With the wide deployment of mobile and wireless networks, there are a growing number of applications which do not fit the typical down-link model but rather an up-link model where many senders deliver data to a central receiver. Examples of these applications are wireless digital video cameras, low-power video sensor networks, surveillance cameras, and wireless video teleconferencing systems. Typically, these emerging applications require light encoding or a flexible distribution of the codec complexity, robustness to packet losses, high compression efficiency and, many times, also low latency/delay. There is also a growing usage of multiview video content where many (correlated) views of the same scene are available and, sometimes, communication between the cameras and joint encoding of the views is not possible or desirable. Of course, it would be great to find a video coding solution that could address these requirements at the same coding efficiency as the best hybrid coding solution, and with the same encoder complexity and error robustness of intra coding (this means simple encoding and no error propagation due to the absence of the prediction loop). To address the emerging needs, the video coding problem may be revisited at the light of an Information Theory theorem of the 70s: the Slepian-Wolf Theorem. This theorem addresses the case where two statistically dependent signals X and Y , although correlated, are independently encoded, and not jointly encoded as in the largely deployed hybrid coding solution. Surprisingly, the theorem says that the minimum rate to encode the two (correlated) sources is the same as the minimum rate for joint encoding, with an arbitrarily small probability of error, assuming that the two sources have certain statistical characteristics. This is a very interesting result in the context of the emerging challenges previously mentioned because it opens the doors to a new coding paradigm where, at least in theory, separate encoding does not induce any compression efficiency loss when compared to the joint encoding paradigm.

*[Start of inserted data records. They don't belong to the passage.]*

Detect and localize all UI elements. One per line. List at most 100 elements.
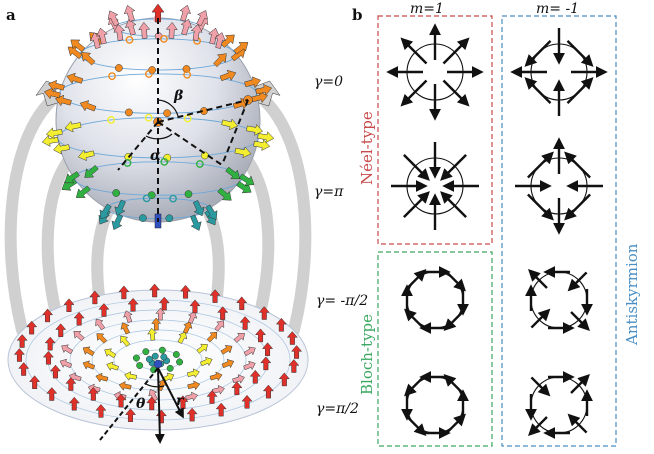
panel-a-letter: a xyxy=(6,6,16,24)
spin-ball xyxy=(115,64,123,72)
sphere-spin-arrow xyxy=(236,181,252,194)
sphere-spin-arrow xyxy=(48,79,65,92)
neel-type-label: Néel-type xyxy=(358,111,376,185)
disk-spin-arrow xyxy=(232,374,245,384)
disk-spin-arrow xyxy=(124,371,138,381)
sphere-spin-arrow xyxy=(138,21,151,39)
texture-r2-c1 xyxy=(525,266,593,334)
north-pole-arrow xyxy=(151,3,165,23)
texture-arrow xyxy=(570,374,590,394)
disk-spin-arrow xyxy=(286,331,298,345)
disk-spin-arrow xyxy=(254,328,267,343)
disk-spin-arrow xyxy=(196,343,208,354)
spin-ring-back xyxy=(195,160,204,168)
disk-spin-arrow xyxy=(149,283,161,298)
sphere-spin-arrow xyxy=(67,46,83,60)
texture-arrow xyxy=(404,308,424,329)
disk-annotation: θ r xyxy=(99,367,185,444)
reference-arrow xyxy=(154,367,165,444)
disk-spin-arrow xyxy=(46,387,58,401)
disk-spin-arrow xyxy=(187,368,200,379)
disk-spin-arrow xyxy=(65,377,77,391)
disk-spin-arrow xyxy=(214,320,225,332)
disk-spin-arrow xyxy=(55,323,67,337)
disk-spin-arrow xyxy=(185,391,199,402)
sphere-spin-arrow xyxy=(234,146,252,159)
disk-spin-arrow xyxy=(18,362,30,376)
spin-ring-back xyxy=(125,35,134,44)
r-vector xyxy=(157,367,184,419)
mapping-arrow xyxy=(4,94,58,336)
disk-spin-arrow xyxy=(82,346,95,357)
disk-spin-arrow xyxy=(275,317,287,332)
disk-spin-arrow xyxy=(186,407,198,422)
sphere-spin-arrow xyxy=(255,83,273,96)
disk-spin-arrow xyxy=(59,358,73,369)
sphere-spin-arrow xyxy=(246,123,264,136)
texture-arrow xyxy=(524,77,552,104)
texture-arrow xyxy=(570,311,590,331)
texture-arrow xyxy=(567,271,588,292)
spin-ball xyxy=(182,65,191,73)
disk-spin-arrow xyxy=(206,331,218,343)
spin-ball xyxy=(125,108,133,117)
sphere-spin-arrow xyxy=(75,185,91,198)
texture-arrow xyxy=(564,151,591,179)
sphere-spin-arrow xyxy=(190,214,202,231)
bloch-box xyxy=(377,251,493,447)
texture-arrow xyxy=(403,154,430,181)
disk-spin-arrow xyxy=(61,344,74,355)
sphere-spin-arrow xyxy=(107,10,120,27)
texture-arrow xyxy=(530,308,551,329)
texture-arrow xyxy=(403,191,430,218)
texture-arrow xyxy=(440,154,467,181)
disk-spin-arrow xyxy=(127,297,139,312)
disk-spin-arrow xyxy=(239,316,251,330)
sphere-spin-arrow xyxy=(217,187,232,201)
sphere-spin-arrow xyxy=(81,52,96,66)
disk-spin-arrow xyxy=(106,361,119,371)
sphere-spin-arrow xyxy=(251,91,268,104)
disk-spin-arrow xyxy=(206,390,218,404)
texture-arrow xyxy=(406,269,427,289)
disk-spin-arrow xyxy=(42,308,54,323)
disk-spin-arrow xyxy=(262,342,274,356)
disk-spin-arrow xyxy=(182,321,193,334)
disk-spin-arrow xyxy=(147,327,158,341)
antiskyrmion-box xyxy=(501,15,617,447)
sphere-spin-arrow xyxy=(96,27,108,45)
texture-r1-c1 xyxy=(515,137,603,235)
sphere-spin-arrow xyxy=(90,32,102,49)
sphere-spin-arrow xyxy=(45,127,63,140)
sphere-spin-arrow xyxy=(225,166,241,180)
spin-ring-back xyxy=(183,70,192,79)
disk-spin-arrow xyxy=(189,299,201,314)
bloch-type-label: Bloch-type xyxy=(358,314,376,395)
spin-ball xyxy=(145,355,153,363)
disk-spin-arrow xyxy=(13,348,25,362)
spin-ball xyxy=(136,362,144,369)
sphere-spin-arrow xyxy=(52,142,70,155)
sphere-spin-arrow xyxy=(64,171,80,184)
sphere-spin-arrow xyxy=(114,199,126,216)
texture-r0-c0 xyxy=(386,23,484,121)
texture-arrow xyxy=(400,79,428,107)
texture-arrow xyxy=(564,193,591,221)
sphere-spin-arrow xyxy=(244,76,261,88)
texture-arrow xyxy=(406,416,427,436)
disk-spin-arrow xyxy=(158,296,170,311)
sphere-spin-arrow xyxy=(257,131,275,144)
texture-arrow xyxy=(443,311,464,331)
sphere-spin-arrow xyxy=(179,4,192,22)
texture-arrow xyxy=(446,413,466,434)
disk-spin-arrow xyxy=(73,331,85,342)
gamma-label-pi-2: γ=π/2 xyxy=(316,401,359,417)
disk-spin-arrow xyxy=(215,402,227,417)
sphere-spin-arrow xyxy=(221,118,239,131)
disk-spin-arrow xyxy=(155,307,166,321)
disk-spin-arrow xyxy=(68,396,80,411)
azimuth-ref-line xyxy=(117,121,159,171)
disk-spin-arrow xyxy=(278,372,290,387)
sphere-spin-arrow xyxy=(84,164,99,178)
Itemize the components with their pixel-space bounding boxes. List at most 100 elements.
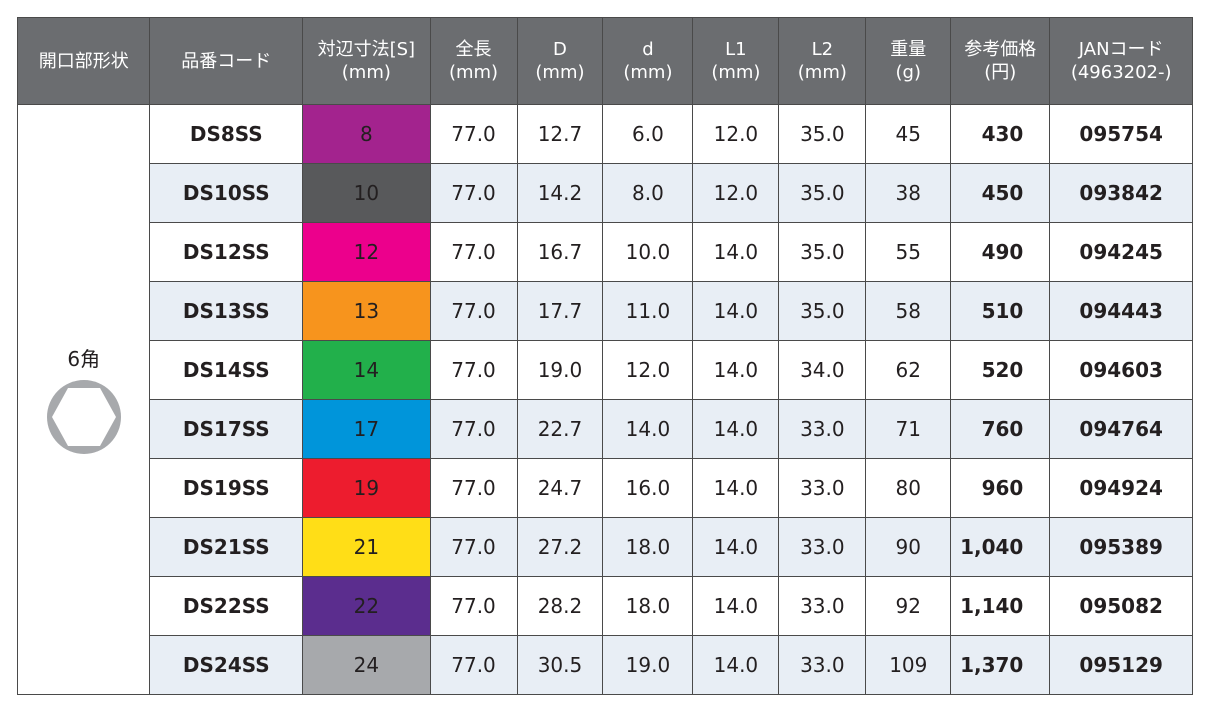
cell-length: 77.0 <box>429 635 518 695</box>
table-row: DS10SS 10 77.0 14.2 8.0 12.0 35.0 38 450 093842 <box>18 163 1193 223</box>
shape-group: 6角 <box>19 343 149 456</box>
cell-jan: 094924 <box>1049 458 1193 518</box>
cell-inner-d: 19.0 <box>602 635 694 695</box>
cell-length: 77.0 <box>429 340 518 400</box>
cell-length: 77.0 <box>429 517 518 577</box>
table-body: 6角 DS8SS 8 77.0 12.7 6.0 12.0 35.0 45 430 095754 DS… <box>16 104 1193 695</box>
cell-size: 12 <box>302 222 431 282</box>
header-inner-d: d (mm) <box>602 17 694 105</box>
cell-size: 24 <box>302 635 431 695</box>
cell-outer-d: 19.0 <box>516 340 604 400</box>
cell-l1: 14.0 <box>692 635 780 695</box>
cell-price: 1,370 <box>950 635 1051 695</box>
cell-jan: 094245 <box>1049 222 1193 282</box>
cell-size: 8 <box>302 104 431 164</box>
cell-weight: 109 <box>865 635 952 695</box>
cell-jan: 094603 <box>1049 340 1193 400</box>
cell-length: 77.0 <box>429 104 518 164</box>
cell-inner-d: 18.0 <box>602 576 694 636</box>
cell-code: DS19SS <box>149 458 304 518</box>
shape-label: 6角 <box>67 347 101 371</box>
cell-length: 77.0 <box>429 222 518 282</box>
cell-price: 1,140 <box>950 576 1051 636</box>
table-row: DS22SS 22 77.0 28.2 18.0 14.0 33.0 92 1,140 09508… <box>18 576 1193 636</box>
cell-price: 520 <box>950 340 1051 400</box>
cell-weight: 58 <box>865 281 952 341</box>
table-row: DS14SS 14 77.0 19.0 12.0 14.0 34.0 62 520 094603 <box>18 340 1193 400</box>
cell-size: 22 <box>302 576 431 636</box>
cell-l2: 33.0 <box>778 458 867 518</box>
header-row: 開口部形状 品番コード 対辺寸法[S] (mm) 全長 (mm) D (mm) d (m… <box>16 17 1193 105</box>
cell-outer-d: 24.7 <box>516 458 604 518</box>
cell-price: 1,040 <box>950 517 1051 577</box>
cell-size: 14 <box>302 340 431 400</box>
header-shape: 開口部形状 <box>16 17 151 105</box>
cell-shape: 6角 <box>16 104 151 695</box>
cell-l1: 14.0 <box>692 399 780 459</box>
cell-code: DS8SS <box>149 104 304 164</box>
table-row: DS24SS 24 77.0 30.5 19.0 14.0 33.0 109 1,370 0951… <box>18 635 1193 695</box>
cell-inner-d: 16.0 <box>602 458 694 518</box>
cell-length: 77.0 <box>429 576 518 636</box>
cell-inner-d: 8.0 <box>602 163 694 223</box>
cell-code: DS12SS <box>149 222 304 282</box>
cell-jan: 093842 <box>1049 163 1193 223</box>
cell-inner-d: 18.0 <box>602 517 694 577</box>
cell-l2: 33.0 <box>778 635 867 695</box>
cell-code: DS22SS <box>149 576 304 636</box>
cell-l2: 33.0 <box>778 576 867 636</box>
cell-l2: 34.0 <box>778 340 867 400</box>
cell-l1: 14.0 <box>692 281 780 341</box>
cell-weight: 38 <box>865 163 952 223</box>
cell-code: DS24SS <box>149 635 304 695</box>
table-row: 6角 DS8SS 8 77.0 12.7 6.0 12.0 35.0 45 430 095754 <box>16 104 1193 695</box>
cell-weight: 80 <box>865 458 952 518</box>
cell-code: DS13SS <box>149 281 304 341</box>
cell-l1: 12.0 <box>692 104 780 164</box>
table-row: DS12SS 12 77.0 16.7 10.0 14.0 35.0 55 490 094245 <box>18 222 1193 282</box>
cell-l1: 14.0 <box>692 222 780 282</box>
cell-l2: 33.0 <box>778 399 867 459</box>
cell-size: 10 <box>302 163 431 223</box>
cell-jan: 095129 <box>1049 635 1193 695</box>
cell-length: 77.0 <box>429 458 518 518</box>
cell-jan: 094764 <box>1049 399 1193 459</box>
cell-weight: 71 <box>865 399 952 459</box>
cell-weight: 90 <box>865 517 952 577</box>
cell-outer-d: 12.7 <box>516 104 604 164</box>
header-l1: L1 (mm) <box>692 17 780 105</box>
cell-code: DS10SS <box>149 163 304 223</box>
cell-length: 77.0 <box>429 163 518 223</box>
cell-length: 77.0 <box>429 281 518 341</box>
cell-l2: 35.0 <box>778 104 867 164</box>
header-weight: 重量 (g) <box>865 17 952 105</box>
cell-outer-d: 16.7 <box>516 222 604 282</box>
cell-size: 13 <box>302 281 431 341</box>
cell-weight: 55 <box>865 222 952 282</box>
cell-price: 510 <box>950 281 1051 341</box>
table-row: DS19SS 19 77.0 24.7 16.0 14.0 33.0 80 960 094924 <box>18 458 1193 518</box>
cell-weight: 45 <box>865 104 952 164</box>
cell-code: DS17SS <box>149 399 304 459</box>
cell-outer-d: 22.7 <box>516 399 604 459</box>
cell-l1: 14.0 <box>692 517 780 577</box>
header-length: 全長 (mm) <box>429 17 518 105</box>
hexagon-icon <box>46 380 121 454</box>
cell-l2: 35.0 <box>778 163 867 223</box>
cell-inner-d: 6.0 <box>602 104 694 164</box>
cell-size: 17 <box>302 399 431 459</box>
cell-inner-d: 14.0 <box>602 399 694 459</box>
cell-length: 77.0 <box>429 399 518 459</box>
header-outer-d: D (mm) <box>516 17 604 105</box>
cell-l2: 35.0 <box>778 222 867 282</box>
cell-inner-d: 11.0 <box>602 281 694 341</box>
table-row: DS17SS 17 77.0 22.7 14.0 14.0 33.0 71 760 094764 <box>18 399 1193 459</box>
table-row: DS13SS 13 77.0 17.7 11.0 14.0 35.0 58 510 094443 <box>18 281 1193 341</box>
cell-price: 430 <box>950 104 1051 164</box>
cell-jan: 095389 <box>1049 517 1193 577</box>
cell-weight: 92 <box>865 576 952 636</box>
header-size: 対辺寸法[S] (mm) <box>302 17 431 105</box>
cell-l1: 14.0 <box>692 458 780 518</box>
cell-l2: 35.0 <box>778 281 867 341</box>
cell-price: 760 <box>950 399 1051 459</box>
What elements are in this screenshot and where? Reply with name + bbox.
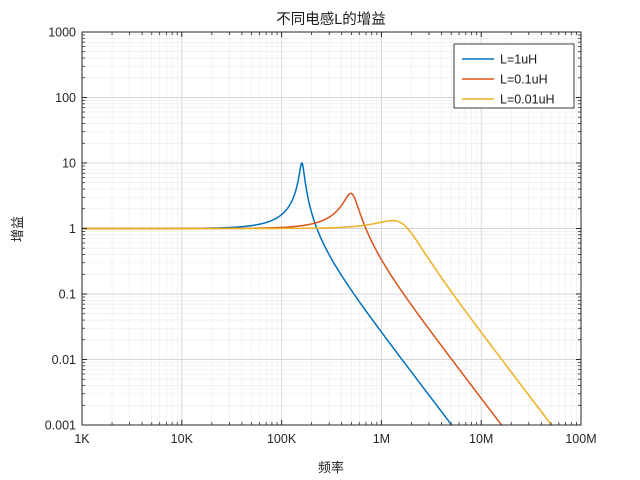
x-tick-label: 1K bbox=[74, 432, 90, 446]
y-tick-label: 10 bbox=[62, 157, 76, 171]
legend-box bbox=[453, 43, 575, 109]
legend-label-2[interactable]: L=0.01uH bbox=[500, 93, 555, 107]
data-curves bbox=[82, 162, 553, 425]
x-tick-label: 10K bbox=[171, 432, 194, 446]
y-tick-label: 0.1 bbox=[59, 288, 76, 302]
x-tick-label: 1M bbox=[373, 432, 390, 446]
chart-title: 不同电感L的增益 bbox=[276, 11, 386, 28]
y-tick-label: 1 bbox=[69, 222, 76, 236]
x-tick-label: 10M bbox=[469, 432, 493, 446]
x-tick-label: 100M bbox=[565, 432, 596, 446]
y-axis-label: 增益 bbox=[10, 216, 25, 242]
legend[interactable]: L=1uH L=0.1uH L=0.01uH bbox=[453, 43, 575, 109]
axis-tick-labels: 1K 10K 100K 1M 10M 100M 0.001 0.01 0.1 1 10 100 1000 bbox=[45, 26, 597, 447]
legend-label-1[interactable]: L=0.1uH bbox=[500, 73, 548, 87]
axis-ticks bbox=[81, 31, 582, 426]
x-axis-label: 频率 bbox=[318, 460, 344, 475]
curve-series-2 bbox=[82, 219, 553, 425]
x-tick-label: 100K bbox=[267, 432, 297, 446]
legend-label-0[interactable]: L=1uH bbox=[500, 53, 537, 67]
y-tick-label: 0.01 bbox=[52, 353, 76, 367]
y-tick-label: 1000 bbox=[48, 26, 76, 40]
y-tick-label: 0.001 bbox=[45, 419, 76, 433]
y-tick-label: 100 bbox=[55, 91, 76, 105]
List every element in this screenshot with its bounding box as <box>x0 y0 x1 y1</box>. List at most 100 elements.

However, the Slepian-Wolf Theorem speaks about lossless coding and this is not the most useful case in practical video coding solutions. Fortunately, in 1976, A. Wyner and J. Ziv derived the so-called Wyner-Ziv Theorem which states that when performing independent encoding there is no coding efficiency loss with respect to the case when joint encoding is performed, under certain conditions, even if the coding process is lossy (and not lossless anymore). Together, the Slepian-Wolf and the Wyner-Ziv theorems suggest that it is possible to compress two statistically dependent signals in a distributed way (separate encoding, jointly decoding) approaching the coding efficiency of more conventional predictive coding schemes (joint encoding and decoding). Schemes that are based on these theorems are generally referred as distributed coding solutions. Since the new coding paradigm does not rely on joint encoding and thus also not on the temporal prediction loop typical of traditional coding schemes, distributed coding architectures may provide several functional benefits which are rather important for many emerging applications: i) flexible allocation of the global video codec complexity; ii) improved error resilience; iii) codec independent scalability; and iv) exploitation of multiview correlation.
While theory states that DVC solutions may be as efficient as joint encoding solutions, practical developments are still rather far from that performance, especially if low complexity encoding is also targeted. Time is now for research on better practical DVC solutions … One of the most adopted DVC video coding architectures has been developed at Stanford University in California, USA. This architecture has also been adopted for the DVC video codec developed by Instituto Superior Técnico (IST) in the context of VISNET I, and DISCOVER, and currently under improvement in VISNET II. This architecture considers two main coding streams: one addresses the so-called key frames, typically adopting a conventional coding solution like AVC, while the other accommodates the remaining frames using a DVC coding approach. Major research topics to improve the current coding efficiency of DVC solutions regard: i) the improvement of the frame interpolation process to create better side information and thus better estimations for the WZ frames to encoder; ii) the development of better correlation noise modeling in order the channel decoder, for the VISNET DVC codec a turbo codec, must know and exploit better the correlation between the WZ frames to encode and their estimations made at the decoder; and iii) the design of codes more targeted to the coding problem at hand which is not a typical channel coding problem. While for most people, DVC is simply the hottest video coding research topic around without much relation to the conventional AVC standard, it is interesting to note that the Stanford DVC architecture, and thus the VISNET DVC codec, provides in practice some degree of AVC backward compatibility (with a lower temporal resolution) by means of the key frames bitstream. Other DVC architectures provide full temporal resolution backward compatibility since DVC is used on top of a compliant AVC bitstream to provide spatial and quality scalability. So, while DVC is from a different coding family, there are many relations with AVC since also many AVC tools can be now used at the DVC decoder paradigm.